From scooping ice cream to preparing salads, Alfred’s capabilities represent a first step in the pursuit of automation, robotics and labour efficiency, which is now at the toddler stage. Robots are nevertheless becoming familiar and acceptable to customers in some applications.

The question hanging over the smart kitchen is whether operators will drive manufacturers to overcome their differences and introduce connectivity that works across brands.

“At the moment, we have a Mexican standoff,” says Schumaker. “No one has drawn their gun yet, and end-users are not sure what they would do with smart kitchens. They are worried about labour issues and about cost. But there are thousands of opportunities where technology could save money and time, as well as create opportunities for customer engagement.”

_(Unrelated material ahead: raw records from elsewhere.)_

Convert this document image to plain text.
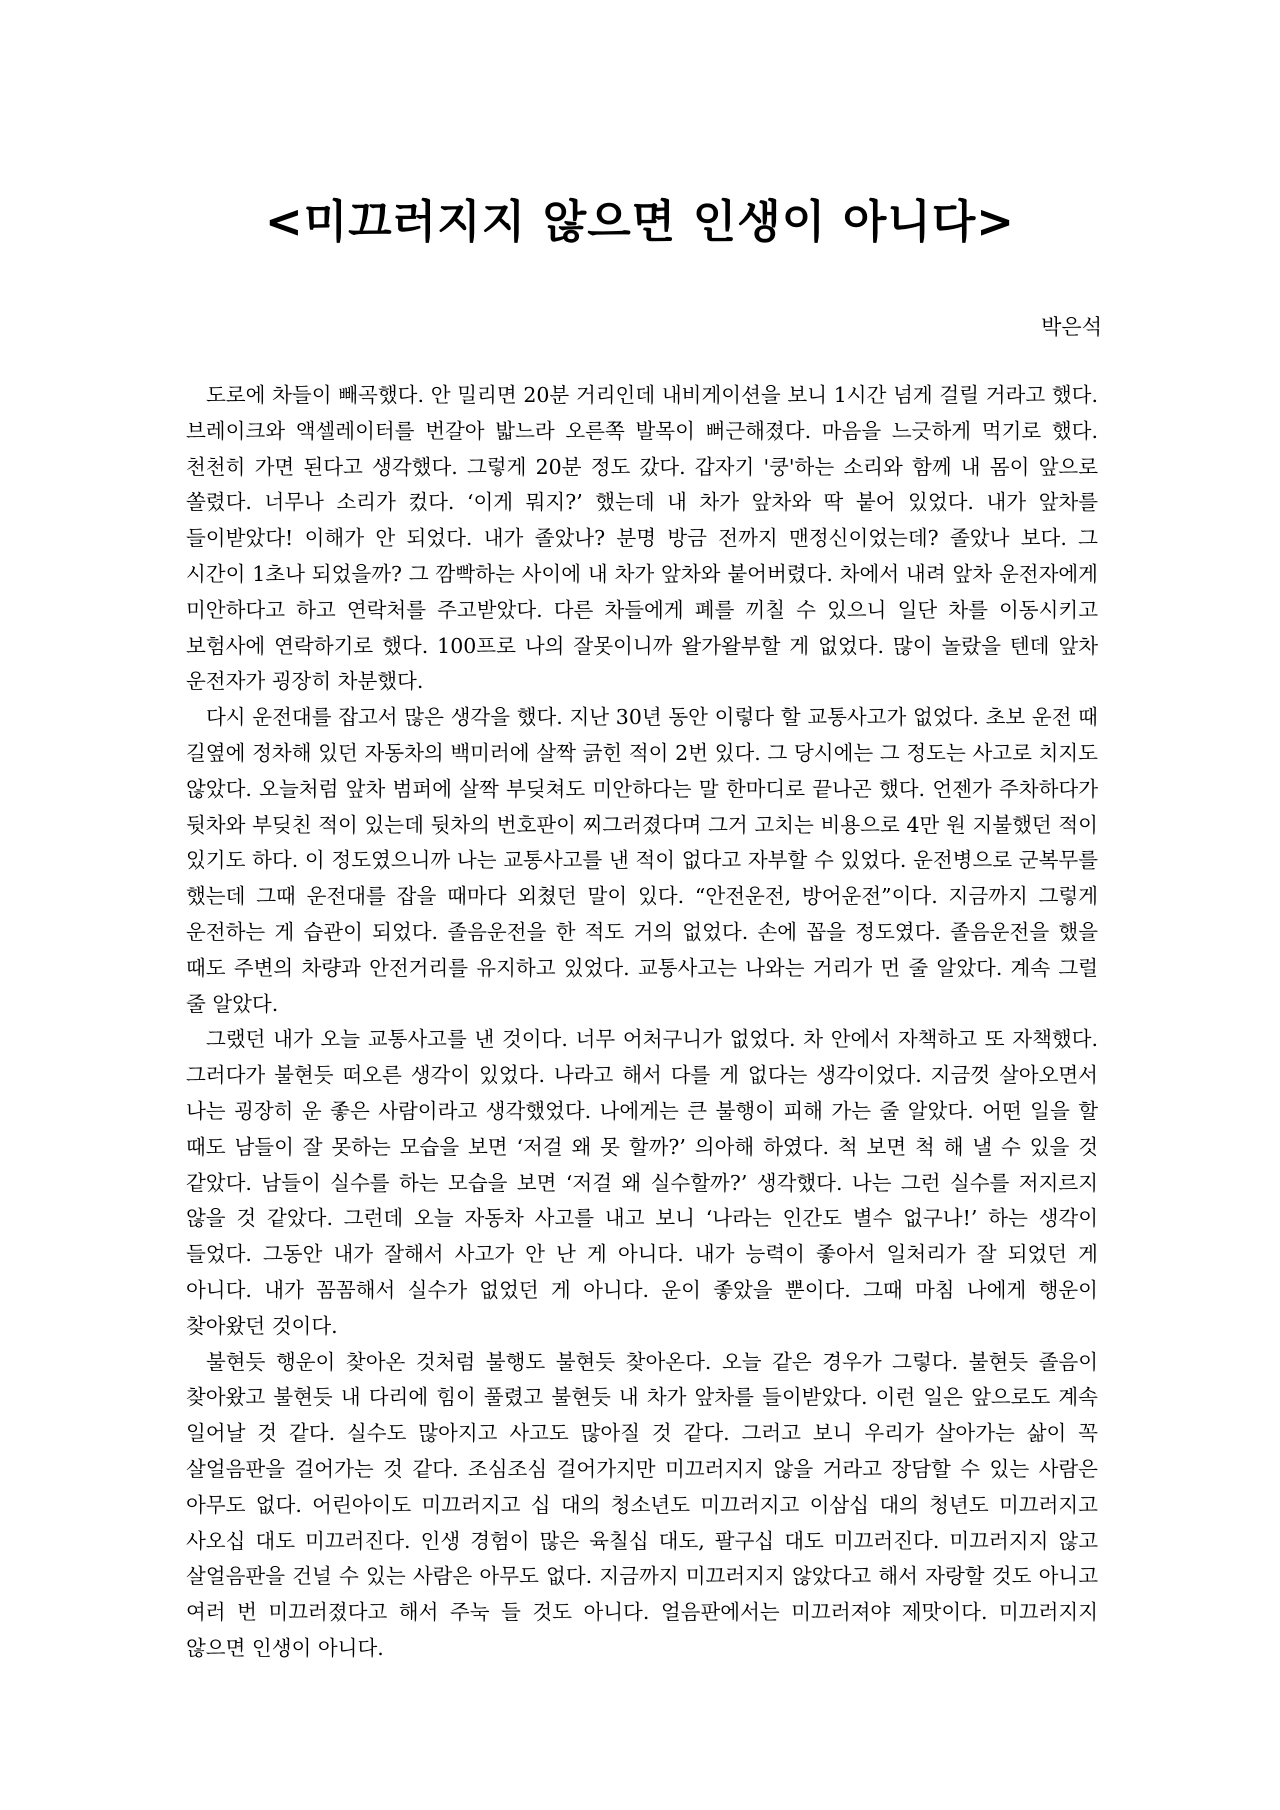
<미끄러지지 않으면 인생이 아니다>
박은석

도로에 차들이 빼곡했다. 안 밀리면 20분 거리인데 내비게이션을 보니 1시간 넘게 걸릴 거라고 했다. 브레이크와 액셀레이터를 번갈아 밟느라 오른쪽 발목이 뻐근해졌다. 마음을 느긋하게 먹기로 했다. 천천히 가면 된다고 생각했다. 그렇게 20분 정도 갔다. 갑자기 '쿵'하는 소리와 함께 내 몸이 앞으로 쏠렸다. 너무나 소리가 컸다. ‘이게 뭐지?’ 했는데 내 차가 앞차와 딱 붙어 있었다. 내가 앞차를 들이받았다! 이해가 안 되었다. 내가 졸았나? 분명 방금 전까지 맨정신이었는데? 졸았나 보다. 그 시간이 1초나 되었을까? 그 깜빡하는 사이에 내 차가 앞차와 붙어버렸다. 차에서 내려 앞차 운전자에게 미안하다고 하고 연락처를 주고받았다. 다른 차들에게 폐를 끼칠 수 있으니 일단 차를 이동시키고 보험사에 연락하기로 했다. 100프로 나의 잘못이니까 왈가왈부할 게 없었다. 많이 놀랐을 텐데 앞차 운전자가 굉장히 차분했다.

다시 운전대를 잡고서 많은 생각을 했다. 지난 30년 동안 이렇다 할 교통사고가 없었다. 초보 운전 때 길옆에 정차해 있던 자동차의 백미러에 살짝 긁힌 적이 2번 있다. 그 당시에는 그 정도는 사고로 치지도 않았다. 오늘처럼 앞차 범퍼에 살짝 부딪쳐도 미안하다는 말 한마디로 끝나곤 했다. 언젠가 주차하다가 뒷차와 부딪친 적이 있는데 뒷차의 번호판이 찌그러졌다며 그거 고치는 비용으로 4만 원 지불했던 적이 있기도 하다. 이 정도였으니까 나는 교통사고를 낸 적이 없다고 자부할 수 있었다. 운전병으로 군복무를 했는데 그때 운전대를 잡을 때마다 외쳤던 말이 있다. “안전운전, 방어운전”이다. 지금까지 그렇게 운전하는 게 습관이 되었다. 졸음운전을 한 적도 거의 없었다. 손에 꼽을 정도였다. 졸음운전을 했을 때도 주변의 차량과 안전거리를 유지하고 있었다. 교통사고는 나와는 거리가 먼 줄 알았다. 계속 그럴 줄 알았다.

그랬던 내가 오늘 교통사고를 낸 것이다. 너무 어처구니가 없었다. 차 안에서 자책하고 또 자책했다. 그러다가 불현듯 떠오른 생각이 있었다. 나라고 해서 다를 게 없다는 생각이었다. 지금껏 살아오면서 나는 굉장히 운 좋은 사람이라고 생각했었다. 나에게는 큰 불행이 피해 가는 줄 알았다. 어떤 일을 할 때도 남들이 잘 못하는 모습을 보면 ‘저걸 왜 못 할까?’ 의아해 하였다. 척 보면 척 해 낼 수 있을 것 같았다. 남들이 실수를 하는 모습을 보면 ‘저걸 왜 실수할까?’ 생각했다. 나는 그런 실수를 저지르지 않을 것 같았다. 그런데 오늘 자동차 사고를 내고 보니 ‘나라는 인간도 별수 없구나!’ 하는 생각이 들었다. 그동안 내가 잘해서 사고가 안 난 게 아니다. 내가 능력이 좋아서 일처리가 잘 되었던 게 아니다. 내가 꼼꼼해서 실수가 없었던 게 아니다. 운이 좋았을 뿐이다. 그때 마침 나에게 행운이 찾아왔던 것이다.

불현듯 행운이 찾아온 것처럼 불행도 불현듯 찾아온다. 오늘 같은 경우가 그렇다. 불현듯 졸음이 찾아왔고 불현듯 내 다리에 힘이 풀렸고 불현듯 내 차가 앞차를 들이받았다. 이런 일은 앞으로도 계속 일어날 것 같다. 실수도 많아지고 사고도 많아질 것 같다. 그러고 보니 우리가 살아가는 삶이 꼭 살얼음판을 걸어가는 것 같다. 조심조심 걸어가지만 미끄러지지 않을 거라고 장담할 수 있는 사람은 아무도 없다. 어린아이도 미끄러지고 십 대의 청소년도 미끄러지고 이삼십 대의 청년도 미끄러지고 사오십 대도 미끄러진다. 인생 경험이 많은 육칠십 대도, 팔구십 대도 미끄러진다. 미끄러지지 않고 살얼음판을 건널 수 있는 사람은 아무도 없다. 지금까지 미끄러지지 않았다고 해서 자랑할 것도 아니고 여러 번 미끄러졌다고 해서 주눅 들 것도 아니다. 얼음판에서는 미끄러져야 제맛이다. 미끄러지지 않으면 인생이 아니다.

“It could take a third party from outside the industry to solve the problem of communication between brands,” he adds. “Millennials are foodies, so they could work to solve the problem or at least highlight it. We are already seeing young, smart, entrepreneurial people starting to look at it.”

Though smart kitchens currently face limitations, there is widespread agreement that foodservice consultants will have a major role in driving forward their development. Acting as a bridge between operators and equipment manufacturers, they bring together the needs of the industry and the capability of the technology.

As consultants talk to their clients about how connected equipment can deliver tangible value and as they talk to manufacturers to help drive innovation in the right direction for the market, they could well be the catalyst that takes us from the connected kitchen to the smart kitchen.